The Commonwealth of Independent States (CIS) is ready to strengthen partnership with the Shanghai Cooperation Organization (SCO), said Chairman of the CIS Executive Committee Sergei Lebedev.
Lebedev made the remarks in an interview with Xinhua before traveling to Qingdao, China's eastern Shandong Province, to participate in an SCO summit scheduled for June 9 and 10.
In his view, the coming SCO summit will "undoubtedly" become one of the most important political events not only for Eurasia but also for the whole world.
"I think that this event is intended again to emphasize the role of the SCO as one of the main pillars of the emerging multipolar world," Lebedev said.
Cooperation between the CIS and the SCO is based on the memorandum of understanding signed on April 12, 2005 between the SCO Secretariat and the CIS Executive Committee, he said.
"In my opinion, there are great opportunities for further building up practical ties between the two organizations. The most relevant area is security, countering modern challenges and threats," he said.

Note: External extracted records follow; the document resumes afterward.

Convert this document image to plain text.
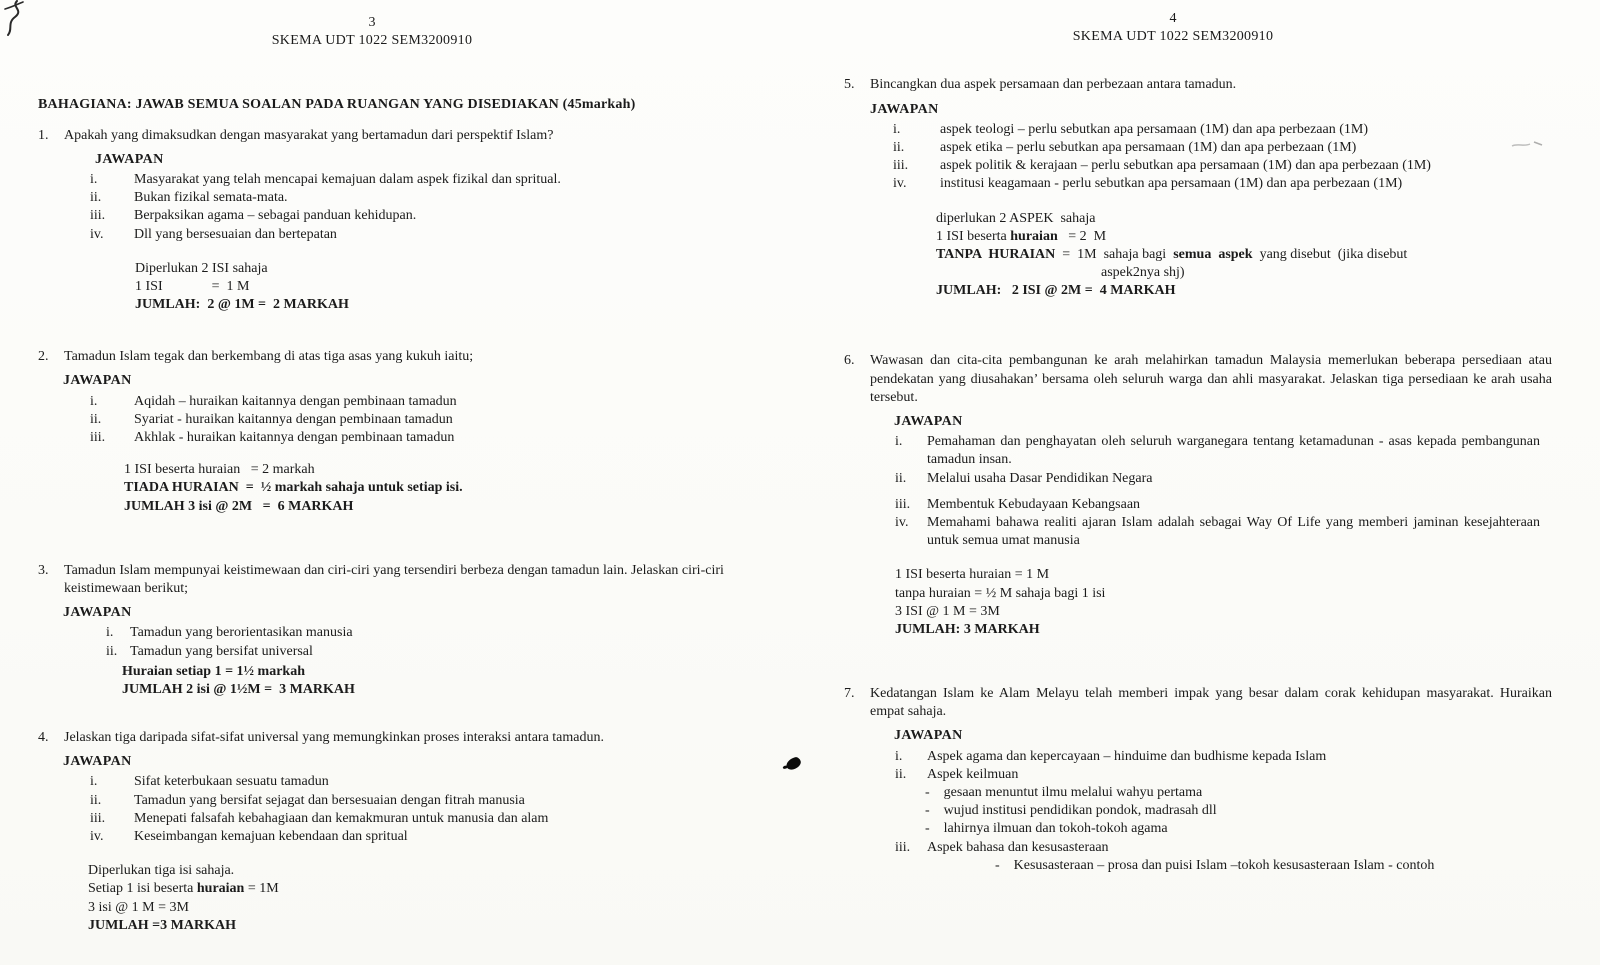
3
SKEMA UDT 1022 SEM3200910
BAHAGIANA: JAWAB SEMUA SOALAN PADA RUANGAN YANG DISEDIAKAN (45markah)
1.	Apakah yang dimaksudkan dengan masyarakat yang bertamadun dari perspektif Islam?
JAWAPAN
i.	Masyarakat yang telah mencapai kemajuan dalam aspek fizikal dan spritual.
ii.	Bukan fizikal semata-mata.
iii.	Berpaksikan agama – sebagai panduan kehidupan.
iv.	Dll yang bersesuaian dan bertepatan
Diperlukan 2 ISI sahaja
1 ISI              =  1 M
JUMLAH:  2 @ 1M =  2 MARKAH
2.	Tamadun Islam tegak dan berkembang di atas tiga asas yang kukuh iaitu;
JAWAPAN
i.	Aqidah – huraikan kaitannya dengan pembinaan tamadun
ii.	Syariat - huraikan kaitannya dengan pembinaan tamadun
iii.	Akhlak - huraikan kaitannya dengan pembinaan tamadun
1 ISI beserta huraian   = 2 markah
TIADA HURAIAN  =  ½ markah sahaja untuk setiap isi.
JUMLAH 3 isi @ 2M   =  6 MARKAH
3.	Tamadun Islam mempunyai keistimewaan dan ciri-ciri yang tersendiri berbeza dengan tamadun lain. Jelaskan ciri-ciri keistimewaan berikut;
JAWAPAN
i.	Tamadun yang berorientasikan manusia
ii. Tamadun yang bersifat universal
Huraian setiap 1 = 1½ markah
JUMLAH 2 isi @ 1½M =  3 MARKAH
4.	Jelaskan tiga daripada sifat-sifat universal yang memungkinkan proses interaksi antara tamadun.
JAWAPAN
i.	Sifat keterbukaan sesuatu tamadun
ii.	Tamadun yang bersifat sejagat dan bersesuaian dengan fitrah manusia
iii.	Menepati falsafah kebahagiaan dan kemakmuran untuk manusia dan alam
iv.	Keseimbangan kemajuan kebendaan dan spritual
Diperlukan tiga isi sahaja.
Setiap 1 isi beserta huraian = 1M
3 isi @ 1 M = 3M
JUMLAH =3 MARKAH
4
SKEMA UDT 1022 SEM3200910
5.	Bincangkan dua aspek persamaan dan perbezaan antara tamadun.
JAWAPAN
i.	aspek teologi – perlu sebutkan apa persamaan (1M) dan apa perbezaan (1M)
ii.	aspek etika – perlu sebutkan apa persamaan (1M) dan apa perbezaan (1M)
iii.	aspek politik & kerajaan – perlu sebutkan apa persamaan (1M) dan apa perbezaan (1M)
iv.	institusi keagamaan - perlu sebutkan apa persamaan (1M) dan apa perbezaan (1M)
diperlukan 2 ASPEK  sahaja
1 ISI beserta huraian   = 2  M
TANPA  HURAIAN  =  1M  sahaja bagi  semua  aspek  yang disebut  (jika disebut
aspek2nya shj)
JUMLAH:   2 ISI @ 2M =  4 MARKAH
6.	Wawasan dan cita-cita pembangunan ke arah melahirkan tamadun Malaysia memerlukan beberapa persediaan atau pendekatan yang diusahakan’ bersama oleh seluruh warga dan ahli masyarakat. Jelaskan tiga persediaan ke arah usaha tersebut.
JAWAPAN
i.	Pemahaman dan penghayatan oleh seluruh warganegara tentang ketamadunan - asas kepada pembangunan tamadun insan.
ii.	Melalui usaha Dasar Pendidikan Negara
iii.	Membentuk Kebudayaan Kebangsaan
iv.	Memahami bahawa realiti ajaran Islam adalah sebagai Way Of Life yang memberi jaminan kesejahteraan untuk semua umat manusia
1 ISI beserta huraian = 1 M
tanpa huraian = ½ M sahaja bagi 1 isi
3 ISI @ 1 M = 3M
JUMLAH: 3 MARKAH
7.	Kedatangan Islam ke Alam Melayu telah memberi impak yang besar dalam corak kehidupan masyarakat. Huraikan empat sahaja.
JAWAPAN
i.	Aspek agama dan kepercayaan – hinduime dan budhisme kepada Islam
ii.	Aspek keilmuan
-    gesaan menuntut ilmu melalui wahyu pertama
-    wujud institusi pendidikan pondok, madrasah dll
-    lahirnya ilmuan dan tokoh-tokoh agama
iii.	Aspek bahasa dan kesusasteraan
-    Kesusasteraan – prosa dan puisi Islam –tokoh kesusasteraan Islam - contoh
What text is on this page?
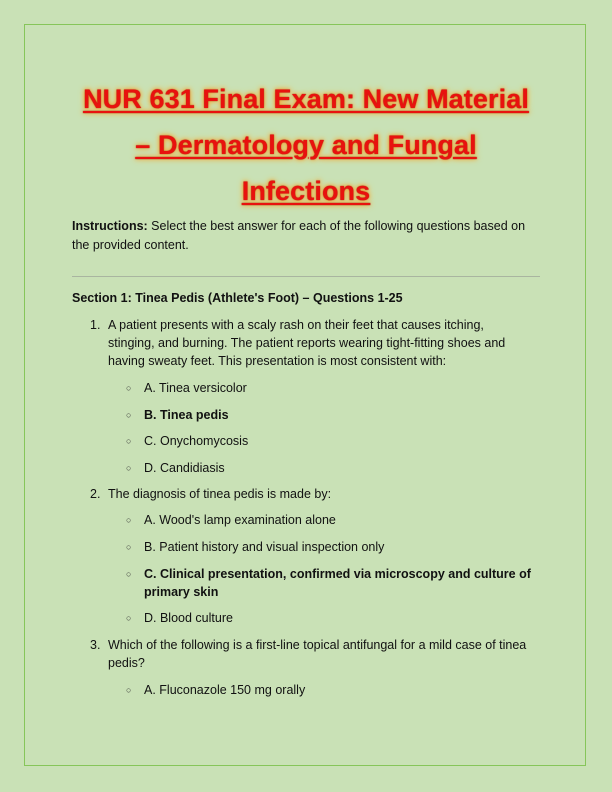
NUR 631 Final Exam: New Material – Dermatology and Fungal Infections
Instructions: Select the best answer for each of the following questions based on the provided content.
Section 1: Tinea Pedis (Athlete's Foot) – Questions 1-25
1. A patient presents with a scaly rash on their feet that causes itching, stinging, and burning. The patient reports wearing tight-fitting shoes and having sweaty feet. This presentation is most consistent with:
○ A. Tinea versicolor
○ B. Tinea pedis
○ C. Onychomycosis
○ D. Candidiasis
2. The diagnosis of tinea pedis is made by:
○ A. Wood's lamp examination alone
○ B. Patient history and visual inspection only
○ C. Clinical presentation, confirmed via microscopy and culture of primary skin
○ D. Blood culture
3. Which of the following is a first-line topical antifungal for a mild case of tinea pedis?
○ A. Fluconazole 150 mg orally
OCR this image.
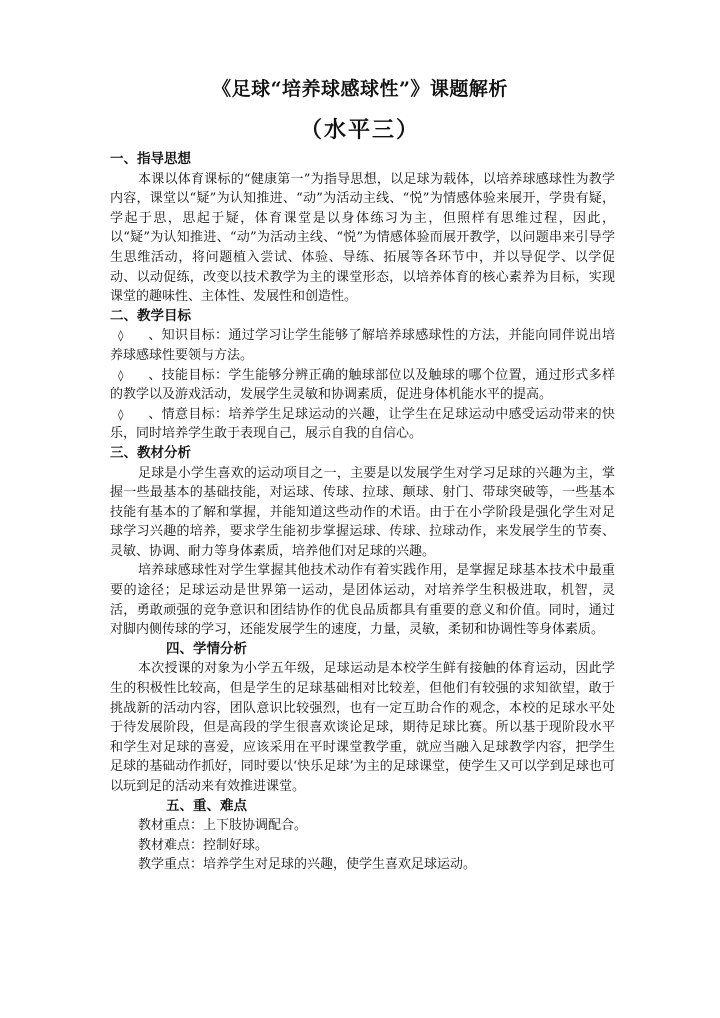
《足球“培养球感球性”》课题解析
（水平三）
一、指导思想

本课以体育课标的“健康第一”为指导思想，以足球为载体，以培养球感球性为教学内容，课堂以“疑”为认知推进、“动”为活动主线、“悦”为情感体验来展开，学贵有疑，学起于思，思起于疑，体育课堂是以身体练习为主，但照样有思维过程，因此，以“疑”为认知推进、“动”为活动主线、“悦”为情感体验而展开教学，以问题串来引导学生思维活动，将问题植入尝试、体验、导练、拓展等各环节中，并以导促学、以学促动、以动促练，改变以技术教学为主的课堂形态，以培养体育的核心素养为目标，实现课堂的趣味性、主体性、发展性和创造性。

二、教学目标
◊ 、知识目标：通过学习让学生能够了解培养球感球性的方法，并能向同伴说出培养球感球性要领与方法。
◊ 、技能目标：学生能够分辨正确的触球部位以及触球的哪个位置，通过形式多样的教学以及游戏活动，发展学生灵敏和协调素质，促进身体机能水平的提高。
◊ 、情意目标：培养学生足球运动的兴趣，让学生在足球运动中感受运动带来的快乐，同时培养学生敢于表现自己，展示自我的自信心。
三、教材分析

足球是小学生喜欢的运动项目之一，主要是以发展学生对学习足球的兴趣为主，掌握一些最基本的基础技能，对运球、传球、拉球、颠球、射门、带球突破等，一些基本技能有基本的了解和掌握，并能知道这些动作的术语。由于在小学阶段是强化学生对足球学习兴趣的培养，要求学生能初步掌握运球、传球、拉球动作，来发展学生的节奏、灵敏、协调、耐力等身体素质，培养他们对足球的兴趣。

培养球感球性对学生掌握其他技术动作有着实践作用，是掌握足球基本技术中最重要的途径；足球运动是世界第一运动，是团体运动，对培养学生积极进取，机智，灵活，勇敢顽强的竞争意识和团结协作的优良品质都具有重要的意义和价值。同时，通过对脚内侧传球的学习，还能发展学生的速度，力量，灵敏，柔韧和协调性等身体素质。

四、学情分析

本次授课的对象为小学五年级，足球运动是本校学生鲜有接触的体育运动，因此学生的积极性比较高，但是学生的足球基础相对比较差，但他们有较强的求知欲望，敢于挑战新的活动内容，团队意识比较强烈，也有一定互助合作的观念，本校的足球水平处于待发展阶段，但是高段的学生很喜欢谈论足球，期待足球比赛。所以基于现阶段水平和学生对足球的喜爱，应该采用在平时课堂教学重，就应当融入足球教学内容，把学生足球的基础动作抓好，同时要以‘快乐足球’为主的足球课堂，使学生又可以学到足球也可以玩到足的活动来有效推进课堂。

五、重、难点
教材重点：上下肢协调配合。
教材难点：控制好球。
教学重点：培养学生对足球的兴趣，使学生喜欢足球运动。
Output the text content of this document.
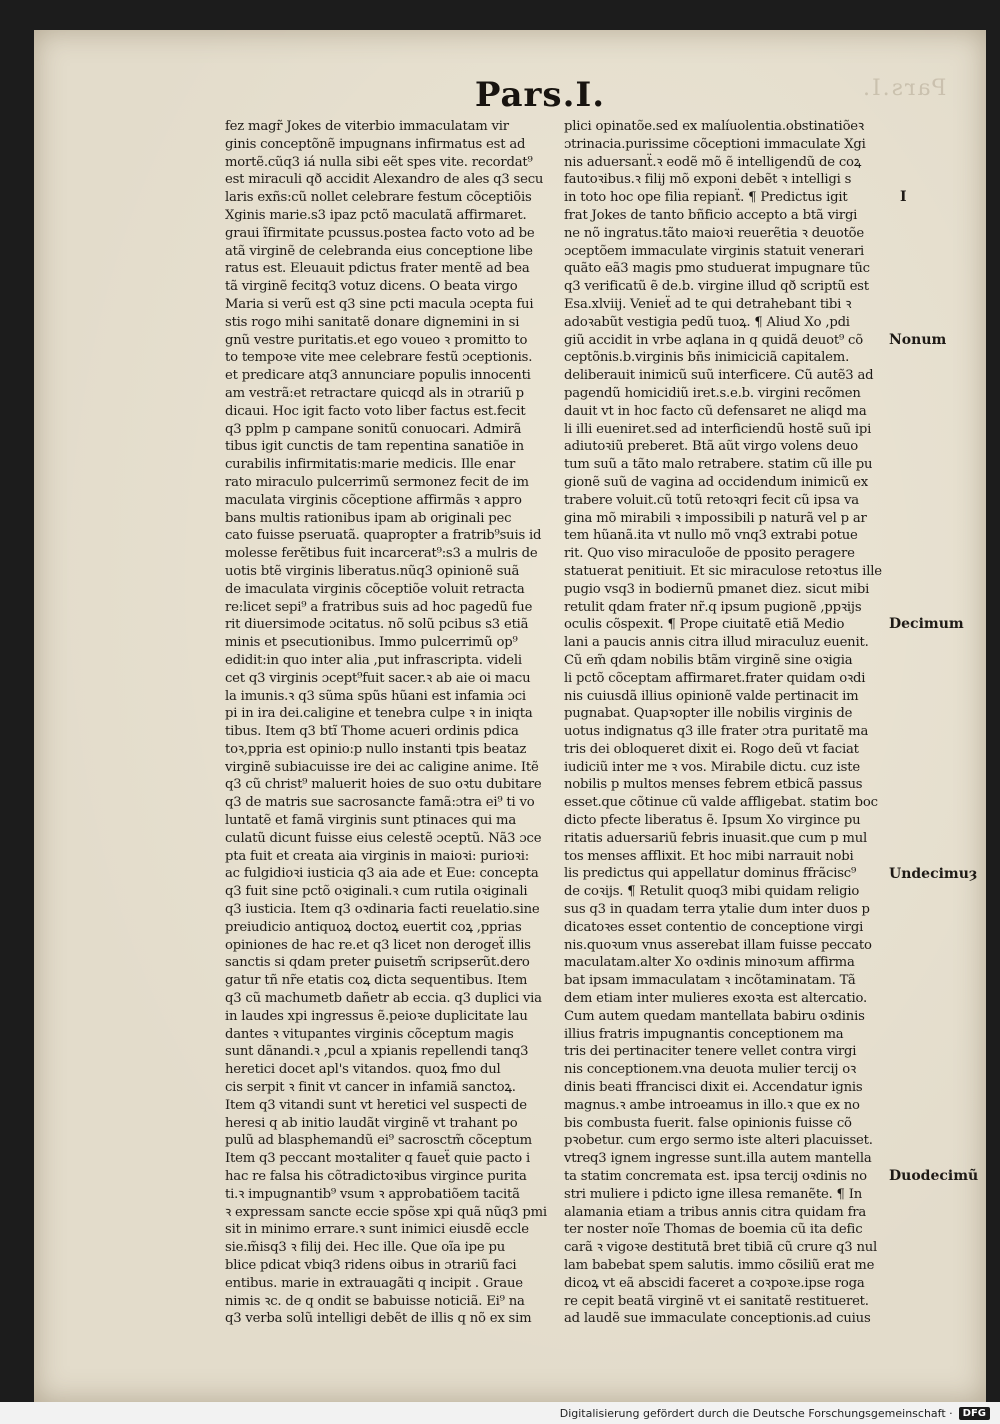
Pars.I.
Pars.I.
fez magr̃ Jokes de viterbio immaculatam vir
ginis conceptõnẽ impugnans infirmatus est ad
mortẽ.cũq3 iá nulla sibi eẽt spes vite. recordat⁹
est miraculi qð accidit Alexandro de ales q3 secu
laris exñs:cũ nollet celebrare festum cõceptiõis
Xginis marie.s3 ipaz pctõ maculatã affirmaret.
graui ĩfirmitate pcussus.postea facto voto ad be
atã virginẽ de celebranda eius conceptione libe
ratus est. Eleuauit pdictus frater mentẽ ad bea
tã virginẽ fecitq3 votuz dicens. O beata virgo
Maria si verũ est q3 sine pcti macula ɔcepta fui
stis rogo mihi sanitatẽ donare dignemini in si
gnũ vestre puritatis.et ego voueo ꝛ promitto to
to tempoꝛe vite mee celebrare festũ ɔceptionis.
et predicare atq3 annunciare populis innocenti
am vestrã:et retractare quicqd als in ɔtrariũ p
dicaui. Hoc igit facto voto liber factus est.fecit
q3 pplm p campane sonitũ conuocari. Admirã
tibus igit cunctis de tam repentina sanatiõe in
curabilis infirmitatis:marie medicis. Ille enar
rato miraculo pulcerrimũ sermonez fecit de im
maculata virginis cõceptione affirmãs ꝛ appro
bans multis rationibus ipam ab originali pec
cato fuisse pseruatã. quapropter a fratrib⁹suis id
molesse ferẽtibus fuit incarcerat⁹:s3 a mulris de
uotis btẽ virginis liberatus.nũq3 opinionẽ suã
de imaculata virginis cõceptiõe voluit retracta
re:licet sepi⁹ a fratribus suis ad hoc pagedũ fue
rit diuersimode ɔcitatus. nõ solũ pcibus s3 etiã
minis et psecutionibus. Immo pulcerrimũ op⁹
edidit:in quo inter alia ,put infrascripta. videli
cet q3 virginis ɔcept⁹fuit sacer.ꝛ ab aie oi macu
la imunis.ꝛ q3 sũma spũs hũani est infamia ɔci
pi in ira dei.caligine et tenebra culpe ꝛ in iniqta
tibus. Item q3 btĩ Thome acueri ordinis pdica
toꝛ,ppria est opinio:p nullo instanti tpis beataz
virginẽ subiacuisse ire dei ac caligine anime. Itẽ
q3 cũ christ⁹ maluerit hoies de suo oꝛtu dubitare
q3 de matris sue sacrosancte famã:ɔtra ei⁹ ti vo
luntatẽ et famã virginis sunt ptinaces qui ma
culatũ dicunt fuisse eius celestẽ ɔceptũ. Nã3 ɔce
pta fuit et creata aia virginis in maioꝛi: purioꝛi:
ac fulgidioꝛi iusticia q3 aia ade et Eue: concepta
q3 fuit sine pctõ oꝛiginali.ꝛ cum rutila oꝛiginali
q3 iusticia. Item q3 oꝛdinaria facti reuelatio.sine
preiudicio antiquoꝝ doctoꝝ euertit coꝝ ,pprias
opiniones de hac re.et q3 licet non derogeẗ illis
sanctis si qdam preter ꝑuisetm̃ scripserũt.dero
gatur tñ nr̃e etatis coꝝ dicta sequentibus. Item
q3 cũ machumetb dañetr ab eccia. q3 duplici via
in laudes xpi ingressus ẽ.peioꝛe duplicitate lau
dantes ꝛ vitupantes virginis cõceptum magis
sunt dãnandi.ꝛ ,pcul a xpianis repellendi tanq3
heretici docet apl's vitandos. quoꝝ fmo dul
cis serpit ꝛ finit vt cancer in infamiã sanctoꝝ.
Item q3 vitandi sunt vt heretici vel suspecti de
heresi q ab initio laudãt virginẽ vt trahant po
pulũ ad blasphemandũ ei⁹ sacrosctm̃ cõceptum
Item q3 peccant moꝛtaliter q faueẗ quie pacto i
hac re falsa his cõtradictoꝛibus virgince purita
ti.ꝛ impugnantib⁹ vsum ꝛ approbatiõem tacitã
ꝛ expressam sancte eccie spõse xpi quã nũq3 pmi
sit in minimo errare.ꝛ sunt inimici eiusdẽ eccle
sie.m̃isq3 ꝛ filij dei. Hec ille. Que oĩa ipe pu
blice pdicat vbiq3 ridens oibus in ɔtrariũ faci
entibus. marie in extrauagãti q incipit . Graue
nimis ꝛc. de q ondit se babuisse noticiã. Ei⁹ na
q3 verba solũ intelligi debẽt de illis q nõ ex sim
plici opinatõe.sed ex malíuolentia.obstinatiõeꝛ
ɔtrinacia.purissime cõceptioni immaculate Xgi
nis aduersanẗ.ꝛ eodẽ mõ ẽ intelligendũ de coꝝ
fautoꝛibus.ꝛ filij mõ exponi debẽt ꝛ intelligi s
in toto hoc ope filia repianẗ. ¶ Predictus igit
frat Jokes de tanto bñficio accepto a btã virgi
ne nõ ingratus.tãto maioꝛi reuerẽtia ꝛ deuotõe
ɔceptõem immaculate virginis statuit venerari
quãto eã3 magis pmo studuerat impugnare tũc
q3 verificatũ ẽ de.b. virgine illud qð scriptũ est
Esa.xlviij. Venieẗ ad te qui detrahebant tibi ꝛ
adoꝛabũt vestigia pedũ tuoꝝ. ¶ Aliud Xo ,pdi
giũ accidit in vrbe aqlana in q quidã deuot⁹ cõ
ceptõnis.b.virginis bñs inimiciciã capitalem.
deliberauit inimicũ suũ interficere. Cũ autẽ3 ad
pagendũ homicidiũ iret.s.e.b. virgini recõmen
dauit vt in hoc facto cũ defensaret ne aliqd ma
li illi eueniret.sed ad interficiendũ hostẽ suũ ipi
adiutoꝛiũ preberet. Btã aũt virgo volens deuo
tum suũ a tãto malo retrabere. statim cũ ille pu
gionẽ suũ de vagina ad occidendum inimicũ ex
trabere voluit.cũ totũ retoꝛqri fecit cũ ipsa va
gina mõ mirabili ꝛ impossibili p naturã vel p ar
tem hũanã.ita vt nullo mõ vnq3 extrabi potue
rit. Quo viso miraculoõe de pposito peragere
statuerat penitiuit. Et sic miraculose retoꝛtus ille
pugio vsq3 in bodiernũ pmanet diez. sicut mibi
retulit qdam frater nr̃.q ipsum pugionẽ ,ppꝛijs
oculis cõspexit. ¶ Prope ciuitatẽ etiã Medio
lani a paucis annis citra illud miraculuz euenit.
Cũ em̃ qdam nobilis btãm virginẽ sine oꝛigia
li pctõ cõceptam affirmaret.frater quidam oꝛdi
nis cuiusdã illius opinionẽ valde pertinacit im
pugnabat. Quapꝛopter ille nobilis virginis de
uotus indignatus q3 ille frater ɔtra puritatẽ ma
tris dei obloqueret dixit ei. Rogo deũ vt faciat
iudiciũ inter me ꝛ vos. Mirabile dictu. cuz iste
nobilis p multos menses febrem etbicã passus
esset.que cõtinue cũ valde affligebat. statim boc
dicto pfecte liberatus ẽ. Ipsum Xo virgince pu
ritatis aduersariũ febris inuasit.que cum p mul
tos menses afflixit. Et hoc mibi narrauit nobi
lis predictus qui appellatur dominus ffrãcisc⁹
de coꝛijs. ¶ Retulit quoq3 mibi quidam religio
sus q3 in quadam terra ytalie dum inter duos p
dicatoꝛes esset contentio de conceptione virgi
nis.quoꝛum vnus asserebat illam fuisse peccato
maculatam.alter Xo oꝛdinis minoꝛum affirma
bat ipsam immaculatam ꝛ incõtaminatam. Tã
dem etiam inter mulieres exoꝛta est altercatio.
Cum autem quedam mantellata babiru oꝛdinis
illius fratris impugnantis conceptionem ma
tris dei pertinaciter tenere vellet contra virgi
nis conceptionem.vna deuota mulier tercij oꝛ
dinis beati ffrancisci dixit ei. Accendatur ignis
magnus.ꝛ ambe introeamus in illo.ꝛ que ex no
bis combusta fuerit. false opinionis fuisse cõ
pꝛobetur. cum ergo sermo iste alteri placuisset.
vtreq3 ignem ingresse sunt.illa autem mantella
ta statim concremata est. ipsa tercij oꝛdinis no
stri muliere i pdicto igne illesa remanẽte. ¶ In
alamania etiam a tribus annis citra quidam fra
ter noster noĩe Thomas de boemia cũ ita defic
carã ꝛ vigoꝛe destitutã bret tibiã cũ crure q3 nul
lam babebat spem salutis. immo cõsiliũ erat me
dicoꝝ vt eã abscidi faceret a coꝛpoꝛe.ipse roga
re cepit beatã virginẽ vt ei sanitatẽ restitueret.
ad laudẽ sue immaculate conceptionis.ad cuius
I
Nonum
Decimum
Undecimuȝ
Duodecimũ
Digitalisierung gefördert durch die Deutsche Forschungsgemeinschaft ·	DFG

Lebedev said it is also important to ensure coordination of the SCO and CIS activities in the implementation of mutually beneficial projects and the development of trade ties.
"In the last few years, a great potential for cooperation has been found in the rapidly developing areas, such as e-commerce and trade in services. There are big opportunities in the humanitarian sphere as well," he said.
The CIS-SCO cooperation should be carried out on the basis of bright and clear principles: mutual trust and equality, open discussion of any problems, and consideration of each other's interests, he said.
"The overall strategic goal is to ensure stability and security, promote sustainable social and economic development while preserving the national and cultural identity of each of the participating countries," he said.
The CIS was founded in 1991 as a regional association of former Soviet republics. Its members comprise of Armenia, Azerbaijan, Belarus, Kazakhstan, Kyrgyzstan, Moldova, Russia, Tajikistan and Uzbekistan.
Established in 2001, the SCO has eight full members, namely China, Kazakhstan, Kyrgyzstan, Russia, Tajikistan, Uzbekistan, India and Pakistan.
"An important achievement of the SCO is the extension of cooperation from the security sphere, which was at the first stage, to politics and diplomacy, trade, transport, cultural and humanitarian sphere," Lebedev said.
He praised China's contribution, saying that its growing influence in the global arena has a positive impact on the world economy and politics.